Steph Brunner and Gena Nelson, University of Minnesota
Data for this tutorial came from Table 3 in King, V. (1994). Nonresident father involvement and child well-being: Can dads make a difference? Journal of Family Issues 15(1), 78-96.
# Enter the following data set into an Excel sheet, and save as a .csv file.
Y | Category | Frequency |
---|---|---|
30.7 | children | Never |
32.6 | BPI | Never |
37.8 | rank | Never |
8.8 | children | Once in past year |
9.2 | BPI | Once in past year |
10.5 | rank | Once in past year |
12.6 | children | About 2-6 times in the past year |
12.8 | BPI | About 2-6 times in the past year |
16.8 | rank | About 2-6 times in the last year |
5.3 | children | About 7-11 times in the last year |
5.1 | BPI | About 7-11 times in the last year |
3.9 | rank | About 7-11 times in the last year |
15.4 | children | About 1-3 times a month |
15.5 | BPI | About 1-3 times a month |
12.2 | rank | About 1-3 times a month |
10.3 | children | About once a week |
10.8 | BPI | About once a week |
9.1 | rank | About once a week |
9.1 | children | About 2-5 times a week |
8.0 | BPI | About 2-5 times a week |
5.9 | rank | About 2-5 times a week |
7.8 | children | Almost every day |
6.0 | BPI | Almost every day |
3.7 | rank | Almost every day |
# Import the data set into RStudio.
visits <- read.csv("~/Spring 2013/8252/Homeworks/REAL FINAL HOMEWORK 1 DATA.csv")

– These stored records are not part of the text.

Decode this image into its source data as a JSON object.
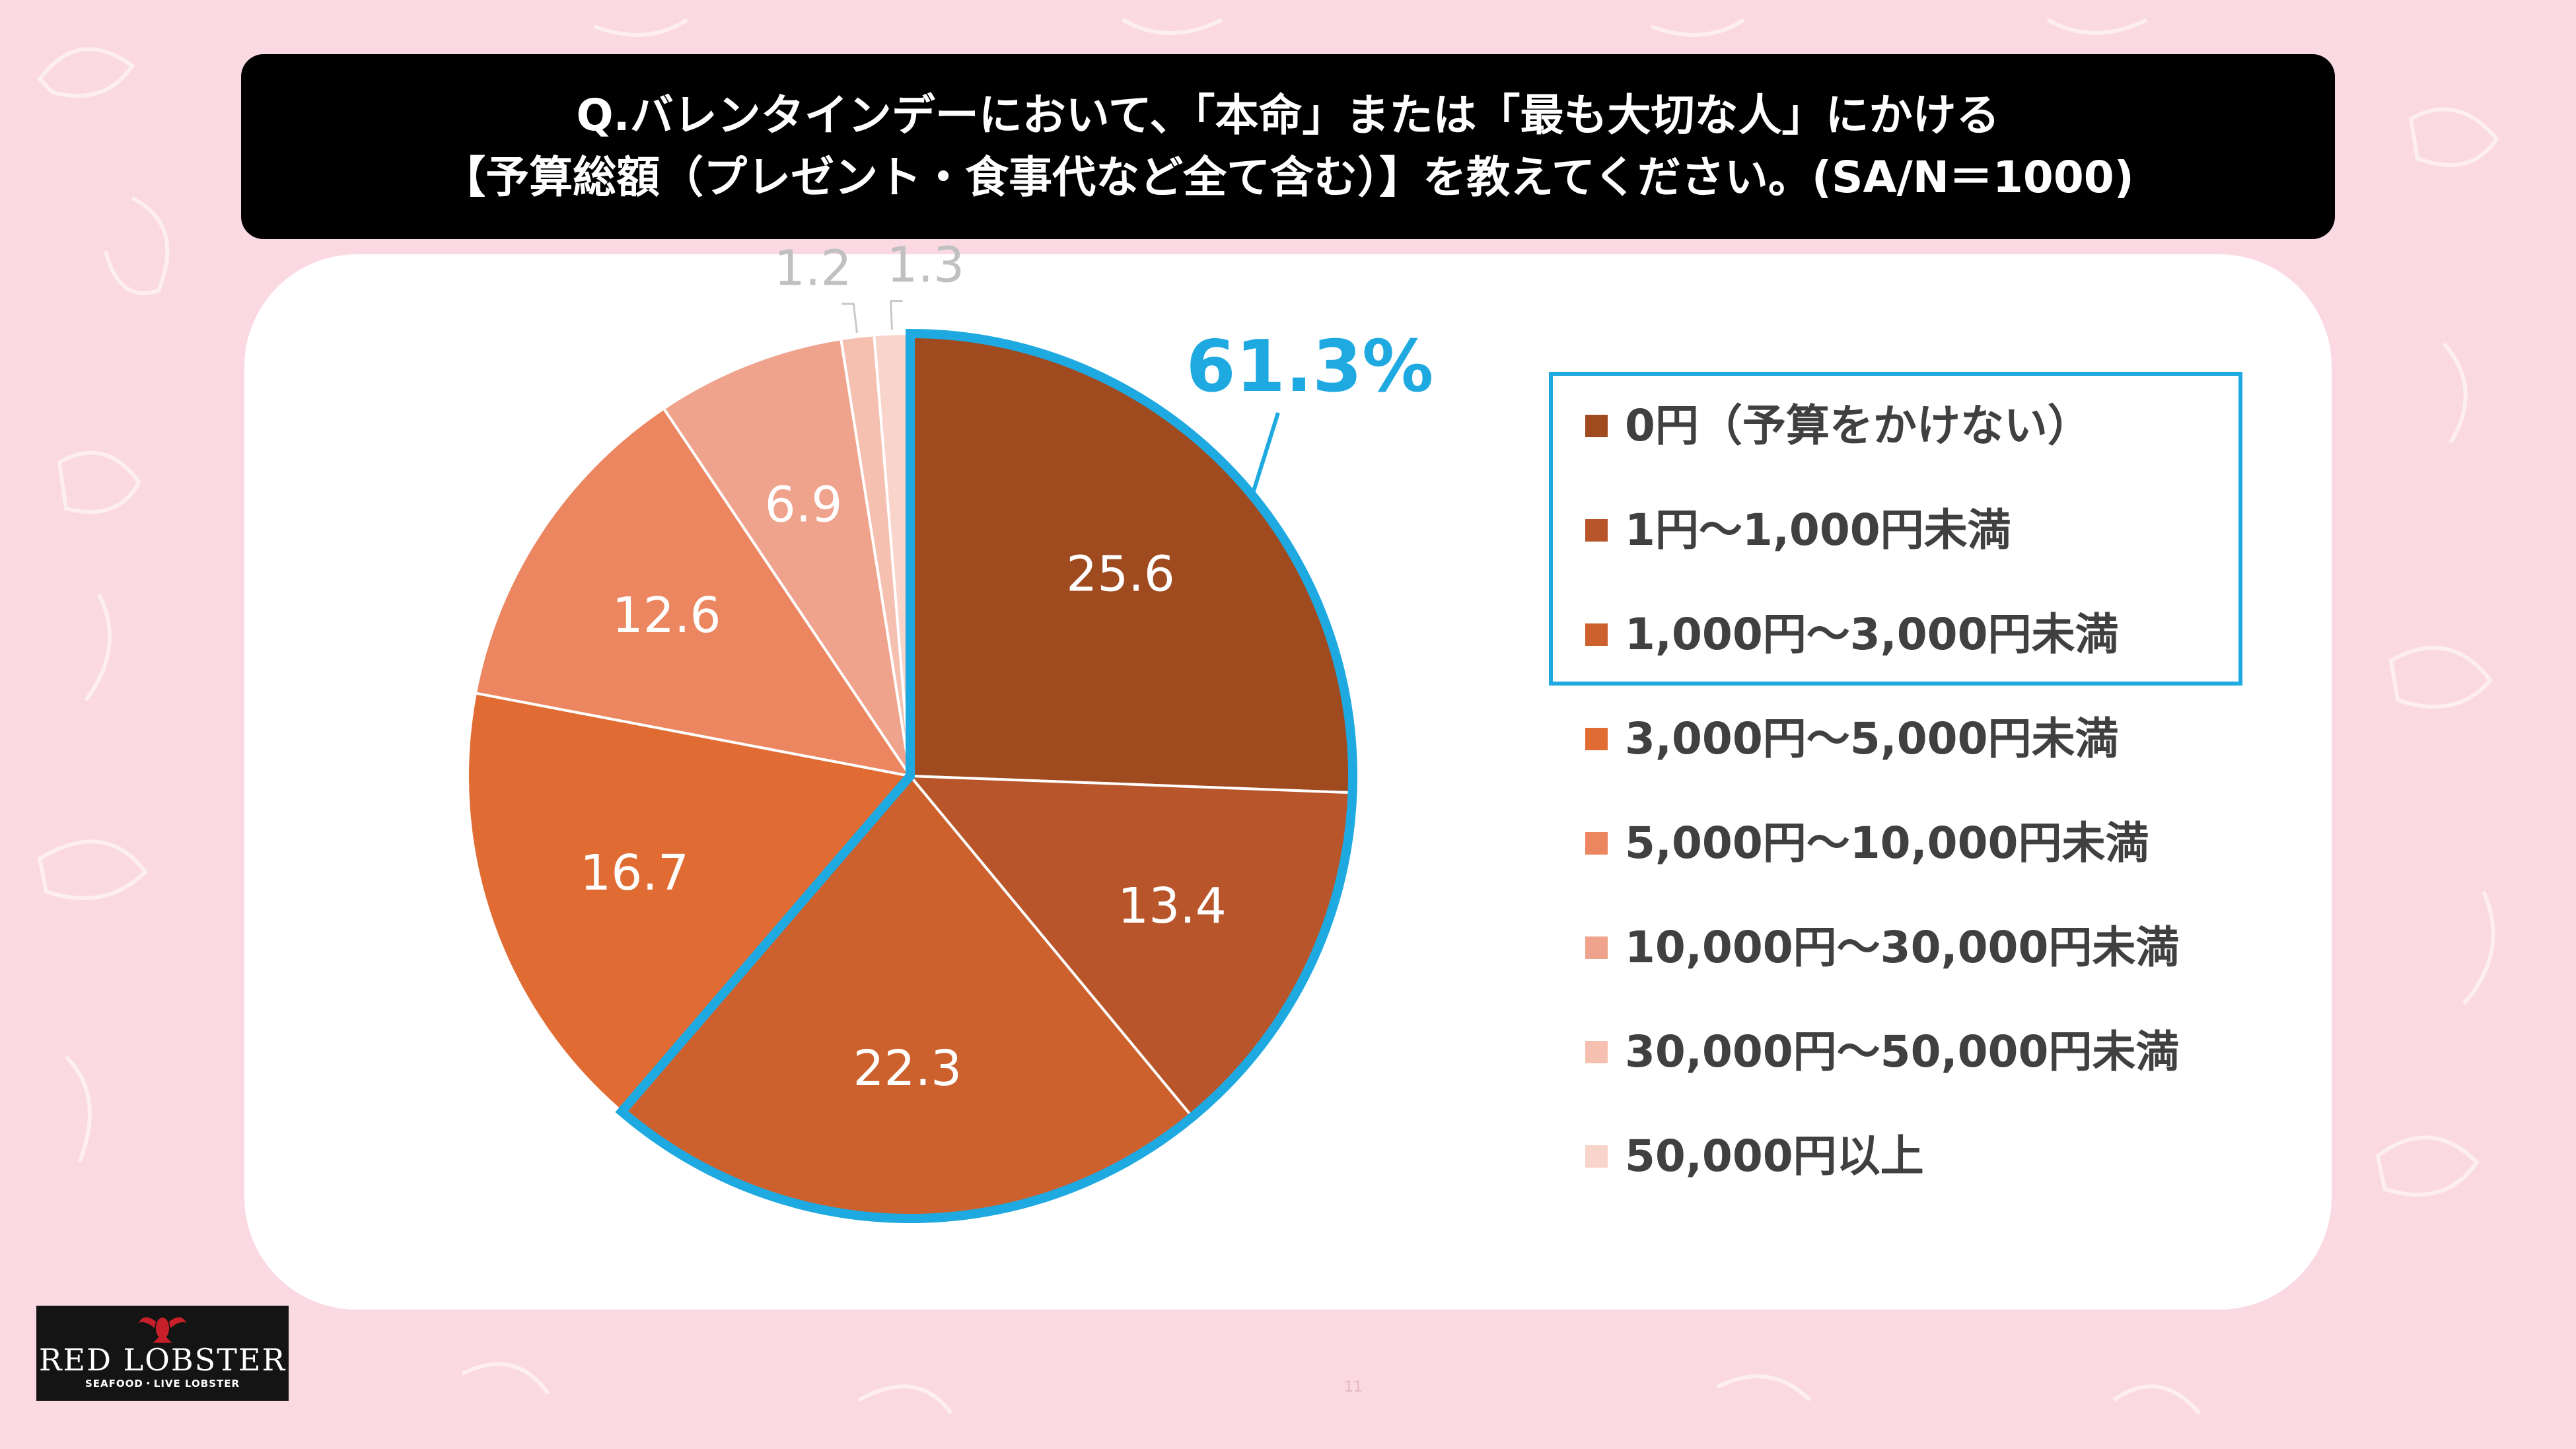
{
  "title": {
    "line1": "Q.バレンタインデーにおいて、「本命」または「最も大切な人」にかける",
    "line2": "【予算総額（プレゼント・食事代など全て含む）】を教えてください。(SA/N＝1000)"
  },
  "chart_data": {
    "type": "pie",
    "title": "Q.バレンタインデーにおいて、「本命」または「最も大切な人」にかける【予算総額（プレゼント・食事代など全て含む）】を教えてください。(SA/N＝1000)",
    "unit": "%",
    "start": "12 o'clock",
    "direction": "clockwise",
    "slices": [
      {
        "label": "0円（予算をかけない）",
        "value": 25.6,
        "display": "25.6",
        "color": "#a04a20"
      },
      {
        "label": "1円～1,000円未満",
        "value": 13.4,
        "display": "13.4",
        "color": "#b8552a"
      },
      {
        "label": "1,000円～3,000円未満",
        "value": 22.3,
        "display": "22.3",
        "color": "#cc612e"
      },
      {
        "label": "3,000円～5,000円未満",
        "value": 16.7,
        "display": "16.7",
        "color": "#e06c33"
      },
      {
        "label": "5,000円～10,000円未満",
        "value": 12.6,
        "display": "12.6",
        "color": "#ec8660"
      },
      {
        "label": "10,000円～30,000円未満",
        "value": 6.9,
        "display": "6.9",
        "color": "#f0a38c"
      },
      {
        "label": "30,000円～50,000円未満",
        "value": 1.2,
        "display": "1.2",
        "color": "#f5c0b0"
      },
      {
        "label": "50,000円以上",
        "value": 1.3,
        "display": "1.3",
        "color": "#f9d4ca"
      }
    ],
    "highlight": {
      "label": "61.3%",
      "covers": [
        "0円（予算をかけない）",
        "1円～1,000円未満",
        "1,000円～3,000円未満"
      ],
      "color": "#1ea9e1"
    },
    "legend_position": "right"
  },
  "logo": {
    "name": "RED LOBSTER",
    "sub": "SEAFOOD・LIVE LOBSTER"
  },
  "page_number": "11",
  "colors": {
    "background": "#fbd9e2",
    "title_bg": "#000000",
    "highlight": "#1ea9e1",
    "label_dark": "#ffffff",
    "label_light": "#c0c0c0"
  }
}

# Examine the data to ensure that it transferred into R appropriately.
head(visits)
# Further explore the structure of the data set (shows which variables are numeric, which are being treated as factors, etc.).
str(visits)
# Load ggplot2 library.
library(ggplot2)
# Begin to make the bar plot – frequency of visitation across the x axis, percent of children along the y axis, with bars filled based on child category (all children, subsample of ages 4 and up, subsample of ages 10 and up).
ggplot(data = visits, aes(x = frequency, y = percent, fill = category)) + geom_bar(stat = "identity", position = position_dodge()) + xlab("Frequency of Father Visits") + ylab("Percent of Children")
# Rotate the text on the x axis so that the labels can be read.
+ theme(axis.text.x = element_text(angle = 90))
# Flip the plot so that the x axis becomes the y axis – this will further increase readability of the variable names and also facilitate the visual comparison across visitation categories.
+ coord_flip()
# Create an ordered factor of the frequency variable to put the frequency of visits categories in a logical order ranging from most to least visitation.
visits$Freq2 <- factor(visits$frequency, levels = c("Never", "Once in past year", "About 2-6 times in past year", "About 7-11 times in past year", "About 1-3 times a month", "About once a week", "About 2-5 times a week", "Almost every day"), ordered = TRUE)
# Reconstruct the bar plot using this new factor variable.Note that the only difference is x = Freq2 within the aes argument.
ggplot(data = visits, aes(x = Freq2, y = percent, fill = category)) + geom_bar(stat = "identity", position = position_dodge()) + xlab("Frequency of Father Visits") + ylab("Percent of Children") + theme(axis.text.x = element_text(angle = 90)) + coord_flip()
# Add a title to the plot.
+ labs(title = "Frequency of Father Visitation, 1988")
# Change the color scheme of the bars to use the “Paired” palette from colorbrewer2.org.
+ scale_fill_brewer(palette = "Paired")
# Employ the black-and-white theme to give the plot a white background – this will help viewers see the contrast between colors in palette.
+ theme_bw()
# Change the text size of the axis scales to size 10, the axis titles to size 15, and the plot title to size 20.
+ theme(axis.text.x = element_text(size = 10)) + theme(axis.title.x = element_text(size = 15)) + theme(axis.title.y = element_text(size = 15)) + theme(plot.title = element_text(size = 20)
# Remove the legend title.
+ labs(fill = "")
Enjoy your plot!